La finance est un sujet d’études captivant. Elle met en jeu la plupart des avancées en mathématiques (classiques et modernes) et les relie à des vérités économiques qu’on croyait jusque là irrationnelles. Les probabilités, les techniques statistiques, l’analyse numérique, le traitement du signal, les processus à sauts, la génétique, la mécanique des fluides sont autant de champs de connaissances qui ont des applications en finance de marché. Il est intéressant d’observer que toutes ces compétences auraient pu être utilisées à la recherche sur le réchauffement climatique, au développement d’un vaccin contre le SIDA, à la construction d’un réseau d’irrigation d’un pays du Sahel, à changer le monde en somme pour un endroit meilleur, mais au lieu de ça, nous étions assis dans nos chemises cravatées sous perfusion de caféine à chercher comment enrichir notre monde, et en celà nous étions tenus dans une forme de servitude d’une esthétique rare, de celles où l’esclave se croit libre.

Ceux qui ont déjà pénétré dans une grande salle de marché savent l’ambiance qui y règne, c’est à la fois un lieu de culte et un lieu de consommation.
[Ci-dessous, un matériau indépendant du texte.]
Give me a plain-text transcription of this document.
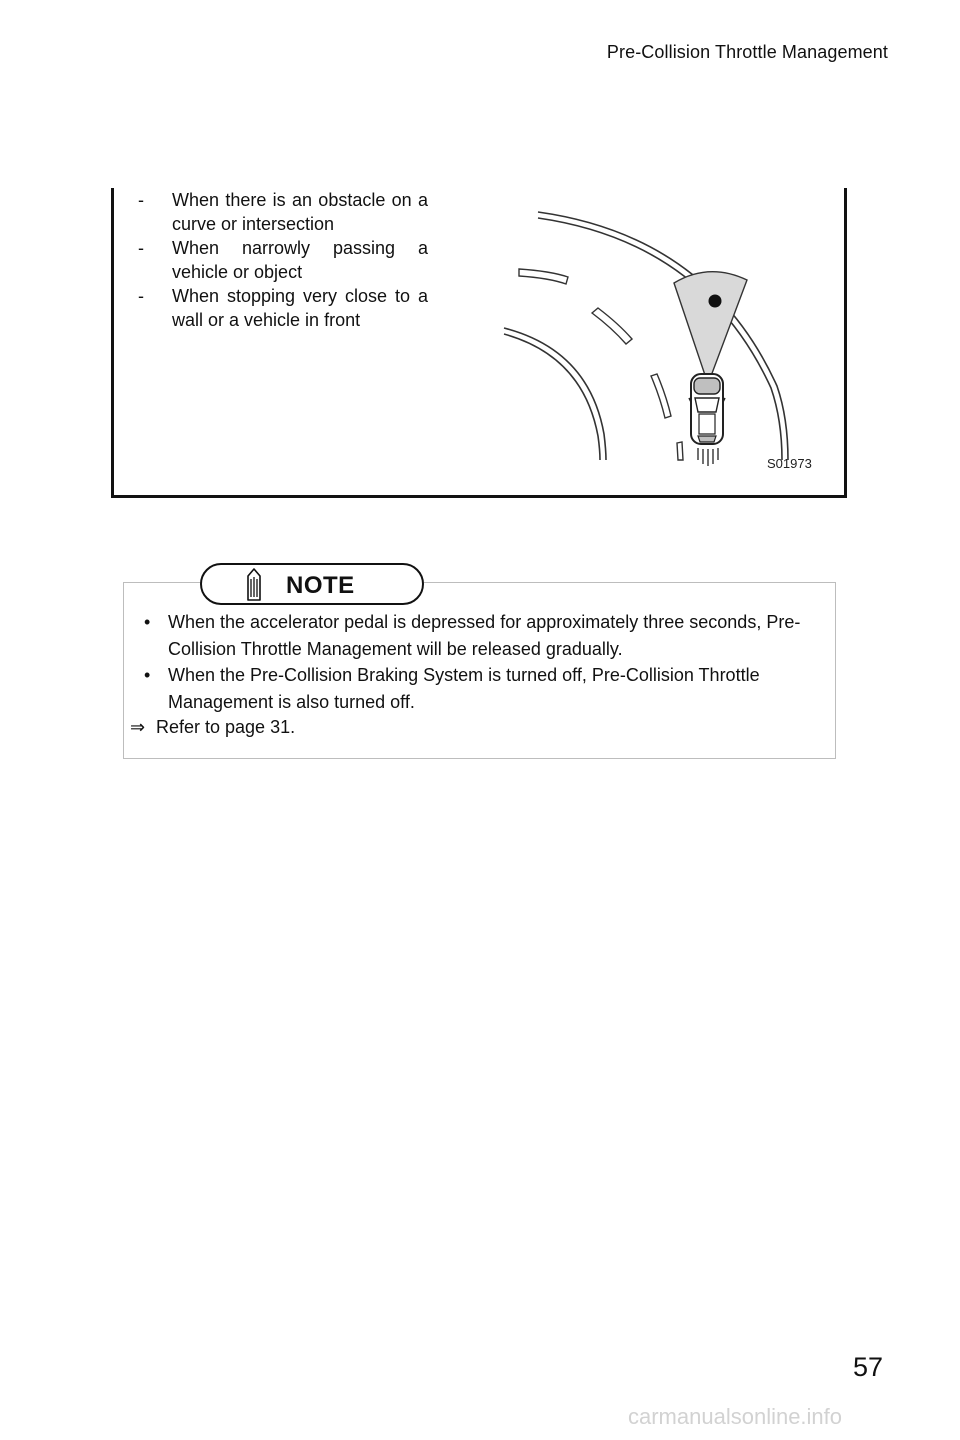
Pre-Collision Throttle Management
- When there is an obstacle on a curve or intersection
- When narrowly passing a vehicle or object
- When stopping very close to a wall or a vehicle in front
S01973
• When the accelerator pedal is depressed for approximately three seconds, Pre-Collision Throttle Management will be released gradually.
• When the Pre-Collision Braking System is turned off, Pre-Collision Throttle Management is also turned off.
⇒ Refer to page 31.
NOTE
57
carmanualsonline.info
Le culte du dollar (surtout quand il fait mieux que l’euro), de l’excellence, de l’efficacité intellectuelle et de l’arrogance. La révérence au marché. La salle de marché de la Société Particulière était comme beaucoup d’autres, elle ressemblait à un supermarché, où les rayonnages étaient remplacées par des longues allées de bureaux juxtaposés, avec des êtres humains collés dans leurs fauteuils à la place des caddies. Chacun dispose d’1m20 linéaires du rayonnage en guise de bureau (le fameux ”desk”), et en face de lui sont disposés des écrans. Les prix s’affichent en temps réel au fil de la journée et les coups de clics sur la souris s’enchaînent dès qu’apparaissent les “opportunités”, accumulant les gains où les pertes réalisés par l’employé, et lui valant tapes amicales viriles sur l’épaule ou regards assassins en fonction du résultat final de la journée. Voilà l’univers dans lequel je venais de m’asseoir, me sentant comme récompensé du travail que j’avais fourni pendant mes années d’études et des sacrifices que mes parents avaient faits pour me permettre d’en arriver là.